Anyways, just wanted to say Hi!
Dee


----------



## jeepmedic (Dec 5, 2006)

Well Hello and Welcome. Hope you enjoy your stay


----------



## CotWoman (Dec 5, 2006)

Hey Dee!  Welcome!
What part of Ohio?  My boyfriends family lives in Youngstown...

Go Browns!!!!


----------



## Paintedcalli (Dec 7, 2006)

CotWoman said:


> Hey Dee!  Welcome!
> What part of Ohio?  My boyfriends family lives in Youngstown...
> 
> Go Browns!!!!



I live a little south of Canton in Dover.

Go Bucks!!!!!


----------



## Airwaygoddess (Dec 7, 2006)

Welcome!!  So how cold is it in your neck of the woods?


----------



## Jon (Dec 7, 2006)

Welcome!!!


----------



## firescapes (Dec 7, 2006)

Hey Dee!
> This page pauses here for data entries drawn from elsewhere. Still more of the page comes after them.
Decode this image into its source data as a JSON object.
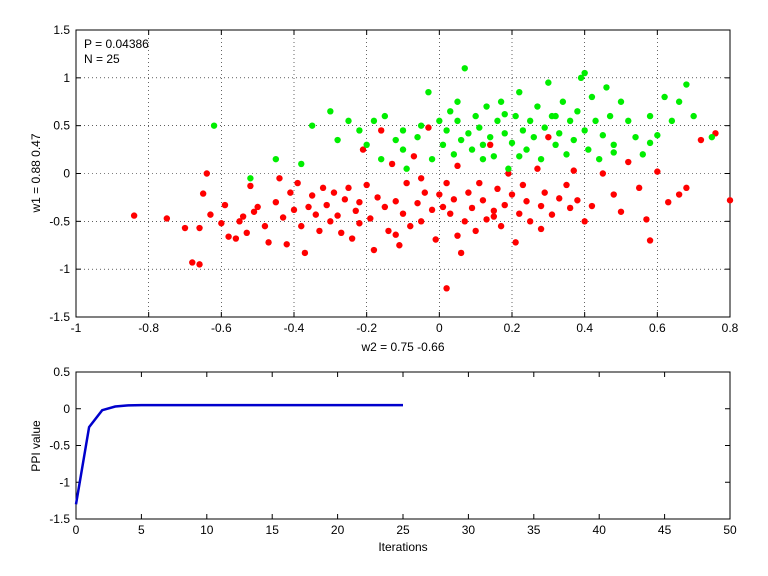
{
  "chart_data": [
    {
      "type": "scatter",
      "title": "",
      "xlabel": "w2 = 0.75  -0.66",
      "ylabel": "w1 = 0.88  0.47",
      "xlim": [
        -1,
        0.8
      ],
      "ylim": [
        -1.5,
        1.5
      ],
      "xticks": [
        -1,
        -0.8,
        -0.6,
        -0.4,
        -0.2,
        0,
        0.2,
        0.4,
        0.6,
        0.8
      ],
      "xtick_labels": [
        "-1",
        "-0.8",
        "-0.6",
        "-0.4",
        "-0.2",
        "0",
        "0.2",
        "0.4",
        "0.6",
        "0.8"
      ],
      "yticks": [
        -1.5,
        -1,
        -0.5,
        0,
        0.5,
        1,
        1.5
      ],
      "ytick_labels": [
        "-1.5",
        "-1",
        "-0.5",
        "0",
        "0.5",
        "1",
        "1.5"
      ],
      "grid": true,
      "annotations": [
        "P = 0.04386",
        "N = 25"
      ],
      "colors": {
        "red_series": "#ff0000",
        "green_series": "#00ee00"
      },
      "series": [
        {
          "color": "red",
          "points": [
            [
              -0.84,
              -0.44
            ],
            [
              -0.75,
              -0.47
            ],
            [
              -0.7,
              -0.57
            ],
            [
              -0.68,
              -0.93
            ],
            [
              -0.66,
              -0.95
            ],
            [
              -0.66,
              -0.57
            ],
            [
              -0.65,
              -0.21
            ],
            [
              -0.64,
              0.0
            ],
            [
              -0.63,
              -0.43
            ],
            [
              -0.6,
              -0.52
            ],
            [
              -0.59,
              -0.33
            ],
            [
              -0.58,
              -0.66
            ],
            [
              -0.56,
              -0.68
            ],
            [
              -0.55,
              -0.5
            ],
            [
              -0.54,
              -0.45
            ],
            [
              -0.53,
              -0.62
            ],
            [
              -0.52,
              -0.13
            ],
            [
              -0.51,
              -0.4
            ],
            [
              -0.5,
              -0.35
            ],
            [
              -0.48,
              -0.55
            ],
            [
              -0.47,
              -0.72
            ],
            [
              -0.45,
              -0.3
            ],
            [
              -0.44,
              -0.05
            ],
            [
              -0.43,
              -0.46
            ],
            [
              -0.42,
              -0.74
            ],
            [
              -0.41,
              -0.2
            ],
            [
              -0.4,
              -0.38
            ],
            [
              -0.39,
              -0.1
            ],
            [
              -0.38,
              -0.55
            ],
            [
              -0.37,
              -0.83
            ],
            [
              -0.36,
              -0.35
            ],
            [
              -0.35,
              -0.23
            ],
            [
              -0.34,
              -0.43
            ],
            [
              -0.33,
              -0.6
            ],
            [
              -0.32,
              -0.15
            ],
            [
              -0.31,
              -0.33
            ],
            [
              -0.3,
              -0.5
            ],
            [
              -0.29,
              -0.2
            ],
            [
              -0.28,
              -0.44
            ],
            [
              -0.27,
              -0.62
            ],
            [
              -0.26,
              -0.27
            ],
            [
              -0.25,
              -0.15
            ],
            [
              -0.24,
              -0.68
            ],
            [
              -0.23,
              -0.39
            ],
            [
              -0.22,
              -0.52
            ],
            [
              -0.21,
              0.25
            ],
            [
              -0.2,
              -0.12
            ],
            [
              -0.19,
              -0.47
            ],
            [
              -0.18,
              -0.8
            ],
            [
              -0.17,
              -0.25
            ],
            [
              -0.16,
              0.45
            ],
            [
              -0.15,
              -0.35
            ],
            [
              -0.14,
              -0.6
            ],
            [
              -0.13,
              0.1
            ],
            [
              -0.12,
              -0.29
            ],
            [
              -0.11,
              -0.75
            ],
            [
              -0.1,
              -0.42
            ],
            [
              -0.09,
              -0.1
            ],
            [
              -0.08,
              -0.55
            ],
            [
              -0.07,
              0.18
            ],
            [
              -0.06,
              -0.31
            ],
            [
              -0.05,
              -0.5
            ],
            [
              -0.04,
              -0.2
            ],
            [
              -0.03,
              0.48
            ],
            [
              -0.02,
              -0.38
            ],
            [
              -0.01,
              -0.69
            ],
            [
              0.0,
              -0.22
            ],
            [
              0.01,
              -0.35
            ],
            [
              0.02,
              -0.1
            ],
            [
              0.02,
              -1.2
            ],
            [
              0.03,
              -0.42
            ],
            [
              0.04,
              -0.27
            ],
            [
              0.05,
              0.08
            ],
            [
              0.06,
              -0.83
            ],
            [
              0.07,
              -0.5
            ],
            [
              0.08,
              -0.2
            ],
            [
              0.09,
              -0.36
            ],
            [
              0.1,
              -0.6
            ],
            [
              0.11,
              -0.1
            ],
            [
              0.12,
              -0.28
            ],
            [
              0.13,
              -0.48
            ],
            [
              0.14,
              0.3
            ],
            [
              0.15,
              -0.39
            ],
            [
              0.16,
              -0.16
            ],
            [
              0.17,
              -0.55
            ],
            [
              0.18,
              -0.33
            ],
            [
              0.19,
              0.0
            ],
            [
              0.2,
              -0.22
            ],
            [
              0.21,
              -0.72
            ],
            [
              0.22,
              -0.42
            ],
            [
              0.23,
              -0.12
            ],
            [
              0.24,
              -0.29
            ],
            [
              0.25,
              -0.5
            ],
            [
              0.27,
              0.05
            ],
            [
              0.28,
              -0.34
            ],
            [
              0.29,
              -0.2
            ],
            [
              0.3,
              0.38
            ],
            [
              0.31,
              -0.43
            ],
            [
              0.33,
              -0.26
            ],
            [
              0.35,
              -0.12
            ],
            [
              0.37,
              0.03
            ],
            [
              0.38,
              -0.28
            ],
            [
              0.4,
              -0.5
            ],
            [
              0.42,
              -0.34
            ],
            [
              0.45,
              0.0
            ],
            [
              0.48,
              -0.22
            ],
            [
              0.5,
              -0.4
            ],
            [
              0.52,
              0.12
            ],
            [
              0.55,
              -0.15
            ],
            [
              0.57,
              -0.48
            ],
            [
              0.58,
              -0.7
            ],
            [
              0.6,
              0.02
            ],
            [
              0.63,
              -0.3
            ],
            [
              0.66,
              -0.22
            ],
            [
              0.68,
              -0.15
            ],
            [
              0.72,
              0.35
            ],
            [
              0.76,
              0.42
            ],
            [
              0.8,
              -0.28
            ],
            [
              -0.12,
              -0.64
            ],
            [
              -0.22,
              -0.3
            ],
            [
              0.05,
              -0.65
            ],
            [
              0.15,
              -0.45
            ],
            [
              -0.05,
              -0.05
            ],
            [
              0.28,
              -0.58
            ],
            [
              0.36,
              -0.36
            ]
          ]
        },
        {
          "color": "green",
          "points": [
            [
              -0.62,
              0.5
            ],
            [
              -0.52,
              -0.05
            ],
            [
              -0.45,
              0.15
            ],
            [
              -0.38,
              0.1
            ],
            [
              -0.35,
              0.5
            ],
            [
              -0.3,
              0.65
            ],
            [
              -0.28,
              0.35
            ],
            [
              -0.25,
              0.55
            ],
            [
              -0.22,
              0.45
            ],
            [
              -0.2,
              0.3
            ],
            [
              -0.18,
              0.55
            ],
            [
              -0.16,
              0.15
            ],
            [
              -0.15,
              0.6
            ],
            [
              -0.12,
              0.35
            ],
            [
              -0.1,
              0.25
            ],
            [
              -0.09,
              0.05
            ],
            [
              -0.06,
              0.38
            ],
            [
              -0.05,
              0.5
            ],
            [
              -0.03,
              0.85
            ],
            [
              -0.02,
              0.15
            ],
            [
              0.0,
              0.55
            ],
            [
              0.01,
              0.3
            ],
            [
              0.02,
              0.45
            ],
            [
              0.03,
              0.65
            ],
            [
              0.04,
              0.2
            ],
            [
              0.05,
              0.55
            ],
            [
              0.06,
              0.35
            ],
            [
              0.07,
              1.1
            ],
            [
              0.08,
              0.42
            ],
            [
              0.09,
              0.25
            ],
            [
              0.1,
              0.6
            ],
            [
              0.11,
              0.48
            ],
            [
              0.12,
              0.3
            ],
            [
              0.13,
              0.7
            ],
            [
              0.14,
              0.38
            ],
            [
              0.15,
              0.18
            ],
            [
              0.16,
              0.55
            ],
            [
              0.17,
              0.75
            ],
            [
              0.18,
              0.42
            ],
            [
              0.19,
              0.05
            ],
            [
              0.2,
              0.32
            ],
            [
              0.21,
              0.6
            ],
            [
              0.22,
              0.85
            ],
            [
              0.23,
              0.45
            ],
            [
              0.24,
              0.25
            ],
            [
              0.25,
              0.55
            ],
            [
              0.26,
              0.38
            ],
            [
              0.27,
              0.7
            ],
            [
              0.28,
              0.15
            ],
            [
              0.29,
              0.48
            ],
            [
              0.3,
              0.95
            ],
            [
              0.31,
              0.6
            ],
            [
              0.32,
              0.3
            ],
            [
              0.33,
              0.42
            ],
            [
              0.34,
              0.75
            ],
            [
              0.35,
              0.2
            ],
            [
              0.36,
              0.55
            ],
            [
              0.37,
              0.35
            ],
            [
              0.38,
              0.65
            ],
            [
              0.39,
              1.0
            ],
            [
              0.4,
              0.45
            ],
            [
              0.41,
              0.25
            ],
            [
              0.42,
              0.8
            ],
            [
              0.43,
              0.55
            ],
            [
              0.44,
              0.15
            ],
            [
              0.45,
              0.4
            ],
            [
              0.46,
              0.9
            ],
            [
              0.47,
              0.6
            ],
            [
              0.48,
              0.3
            ],
            [
              0.5,
              0.75
            ],
            [
              0.52,
              0.55
            ],
            [
              0.54,
              0.38
            ],
            [
              0.56,
              0.2
            ],
            [
              0.58,
              0.6
            ],
            [
              0.6,
              0.4
            ],
            [
              0.62,
              0.8
            ],
            [
              0.64,
              0.55
            ],
            [
              0.66,
              0.75
            ],
            [
              0.68,
              0.93
            ],
            [
              0.7,
              0.6
            ],
            [
              0.75,
              0.38
            ],
            [
              0.4,
              1.05
            ],
            [
              0.22,
              0.18
            ],
            [
              0.05,
              0.75
            ],
            [
              -0.1,
              0.45
            ],
            [
              0.12,
              0.15
            ],
            [
              0.32,
              0.6
            ],
            [
              0.48,
              0.22
            ],
            [
              0.58,
              0.32
            ],
            [
              0.18,
              0.62
            ]
          ]
        }
      ]
    },
    {
      "type": "line",
      "title": "",
      "xlabel": "Iterations",
      "ylabel": "PPI value",
      "xlim": [
        0,
        50
      ],
      "ylim": [
        -1.5,
        0.5
      ],
      "xticks": [
        0,
        5,
        10,
        15,
        20,
        25,
        30,
        35,
        40,
        45,
        50
      ],
      "xtick_labels": [
        "0",
        "5",
        "10",
        "15",
        "20",
        "25",
        "30",
        "35",
        "40",
        "45",
        "50"
      ],
      "yticks": [
        -1.5,
        -1,
        -0.5,
        0,
        0.5
      ],
      "ytick_labels": [
        "-1.5",
        "-1",
        "-0.5",
        "0",
        "0.5"
      ],
      "grid": false,
      "colors": {
        "line": "#0000cc"
      },
      "series": [
        {
          "x": [
            0,
            1,
            2,
            3,
            4,
            5,
            6,
            7,
            8,
            9,
            10,
            11,
            12,
            13,
            14,
            15,
            16,
            17,
            18,
            19,
            20,
            21,
            22,
            23,
            24,
            25
          ],
          "values": [
            -1.3,
            -0.25,
            -0.02,
            0.03,
            0.045,
            0.05,
            0.05,
            0.05,
            0.05,
            0.05,
            0.05,
            0.05,
            0.05,
            0.05,
            0.05,
            0.05,
            0.05,
            0.05,
            0.05,
            0.05,
            0.05,
            0.05,
            0.05,
            0.05,
            0.05,
            0.05
          ]
        }
      ]
    }
  ]
}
Welcome to you..look forward to hearing from you...Paul


----------



## Paintedcalli (Dec 7, 2006)

Airwaygoddess said:


> Welcome!!  So how cold is it in your neck of the woods?



Its a whole 22 degrees here!  We are not getting the snow like Cleveland is though!  Thank Goodness!!!!!   But it's cold enough to make your teeth chatter!!!!


----------



## firescapes (Dec 8, 2006)

*Cold!!!*

Hey guys got you beat it was 3 dgrees here yesterday...the old ford didn't feel like waking up today...but finally it did...they tell me though it will be up to 38 degrees by Monday...looking forward to that..take care and keep WARM!!!  Paul


----------



## Paintedcalli (Dec 8, 2006)

firescapes said:


> Hey guys got you beat it was 3 dgrees here yesterday...the old ford didn't feel like waking up today...but finally it did...they tell me though it will be up to 38 degrees by Monday...looking forward to that..take care and keep WARM!!!  Paul





I hear that this weekend it is actually going to be back in the 40's!!!  My mom lives in Texas and where she is at it's in the 80's!!!  I think I want to move!!!!!

Dee
www.myspace.com/kieffdana


----------



## firescapes (Dec 8, 2006)

If you do move send some of that sunshine this way...YEAH!!!


----------



## Airwaygoddess (Dec 8, 2006)

Hi firescapes!  how is your back feeliing?  I told you chopping wood is overrated!


----------



## wolfwyndd (Dec 8, 2006)

Welcome about.  Nice to see some else from the lovely state of O-HI-O.  Although I'm all the way over on the other side of the state near Dayton.  I would say, 'go Bengals' but I'm not a big football fan.


----------